Wahrscheinlich ist dies das erste und einzige Album Songalbum, an dem Tony Conrad je beteiligt war. Es entstand im Laufe der Jahre 15/16 bis kurz vor seinem Tod im April 2016, gemeinsam mit Jennifer Walshe, die einerseits seit Jahrzehnten in den offiziellen Kreisen der Neuen Musik (Darmstadt, Donaueschingen etc.) eine originelle Berühmtheit ist, andererseits mit dem US-Elektronikduo Matmos gearbeitet hat und sich immer für das Außen dieser Welt interessiert.
Musik, die „Pythagoras ins Gesicht schlagen“ wollte
Tony Conrad & Jennifer Walshe: „In the Merry Month of May“ (Blue Chopsticks/Dragcity/Rough Trade).
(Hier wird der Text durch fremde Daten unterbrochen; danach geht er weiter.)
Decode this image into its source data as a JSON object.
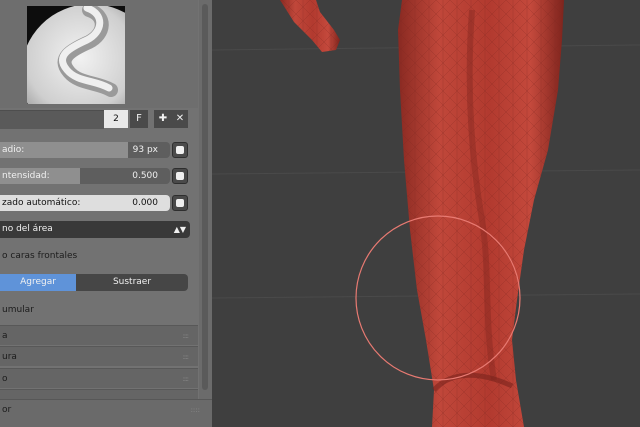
{
  "brush": {
    "users_count": "2",
    "fake_user_label": "F",
    "add_icon": "plus-icon",
    "remove_icon": "x-icon"
  },
  "settings": {
    "radius": {
      "label": "adio:",
      "value": "93 px",
      "fraction": 0.75
    },
    "strength": {
      "label": "ntensidad:",
      "value": "0.500",
      "fraction": 0.47
    },
    "autosmooth": {
      "label": "zado automático:",
      "value": "0.000"
    },
    "area_plane": {
      "label": "no del área"
    },
    "front_faces_only": "o caras frontales",
    "direction": {
      "add_label": "Agregar",
      "subtract_label": "Sustraer",
      "active": "add"
    },
    "accumulate": "umular"
  },
  "subpanels": [
    {
      "label": "a"
    },
    {
      "label": "ura"
    },
    {
      "label": "o"
    }
  ],
  "footer": {
    "label": "or"
  },
  "colors": {
    "accent": "#5f93d9",
    "mesh": "#b83a2e",
    "brush_cursor": "#e87a72"
  }
}
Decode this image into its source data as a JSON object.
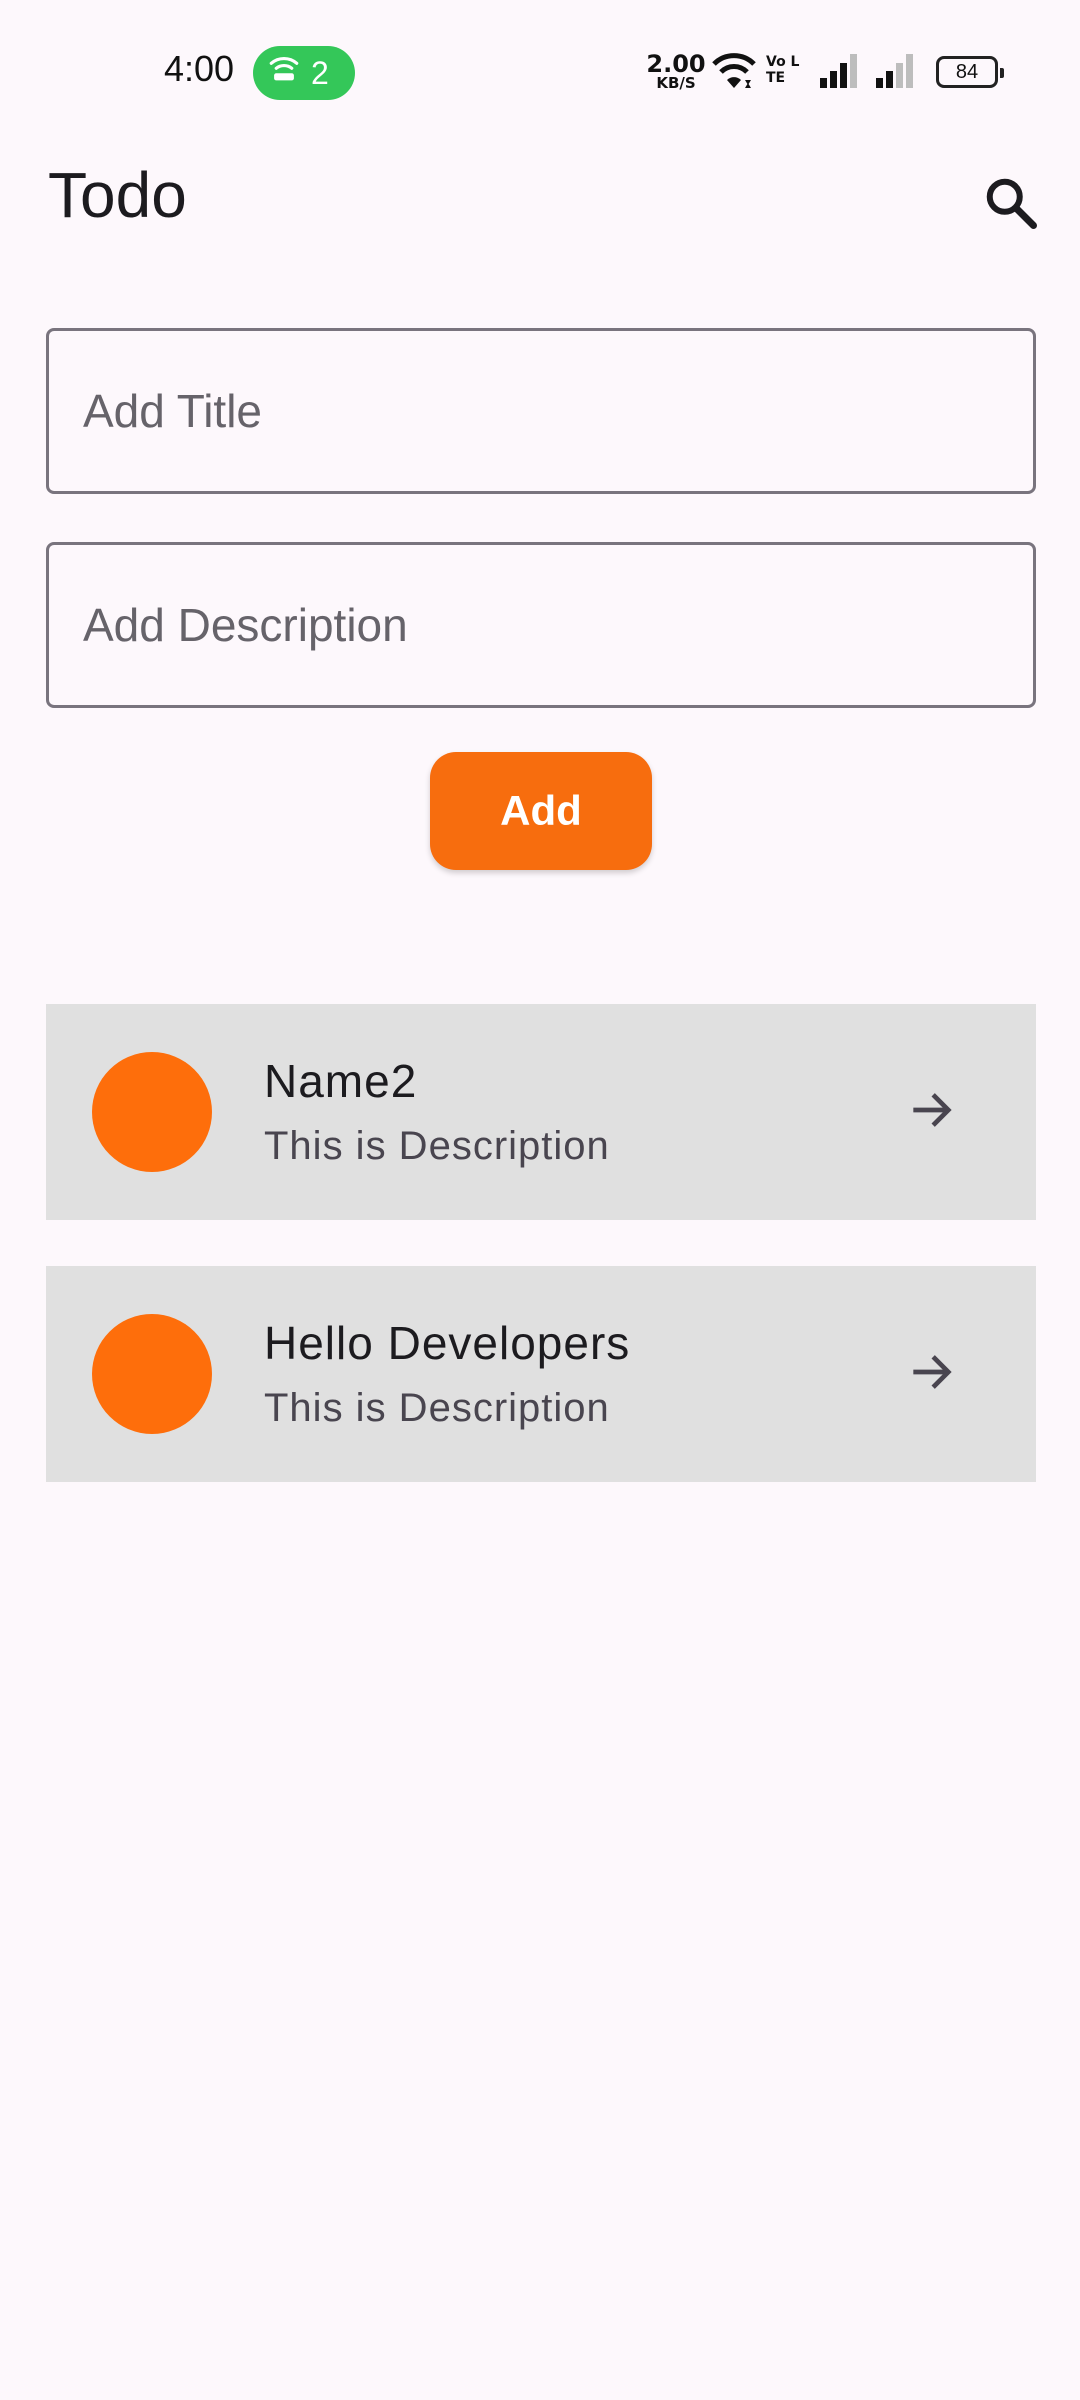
{
  "status_bar": {
    "time": "4:00",
    "hotspot_count": "2",
    "net_speed_value": "2.00",
    "net_speed_unit": "KB/S",
    "volte_label": "Vo LTE",
    "battery_level": "84",
    "icons": [
      "hotspot-icon",
      "wifi-icon",
      "volte-icon",
      "signal-icon",
      "signal-icon",
      "battery-icon"
    ]
  },
  "app_bar": {
    "title": "Todo",
    "search_icon": "search-icon"
  },
  "form": {
    "title_placeholder": "Add Title",
    "title_value": "",
    "description_placeholder": "Add Description",
    "description_value": "",
    "add_label": "Add"
  },
  "todos": [
    {
      "title": "Name2",
      "description": "This is Description"
    },
    {
      "title": "Hello Developers",
      "description": "This is Description"
    }
  ],
  "colors": {
    "accent": "#f76d0e",
    "avatar": "#fe6e0b",
    "list_item_bg": "#e0e0e0",
    "background": "#fdf8fc"
  }
}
Genau wie eben auch Tony Conrad (1940–2016), der, wie in dieser Zeitung schon öfters dargelegt, als erster psychedelischer Filmemacher („Flicker“) Mitstreiter des ganz frühen musikalischen Minimalismus (Theatre of Eternal Music / Dream Syndicate), Geburtshelfer von Velvet Underground, Partner der notorischen Kraut-Avantgardisten Faust, Betreiber von Neighbourhood-TV-Stationen, bildender Künstler und vor allem auch Kunstphilosoph und proto-konzeptualistischer Autor von Word Pieces, der immer außerhalb der Genres und ihrer Infrastrukturen gearbeitet, aber auch immer wieder einige mit subversiver Fantasie genutzt hat.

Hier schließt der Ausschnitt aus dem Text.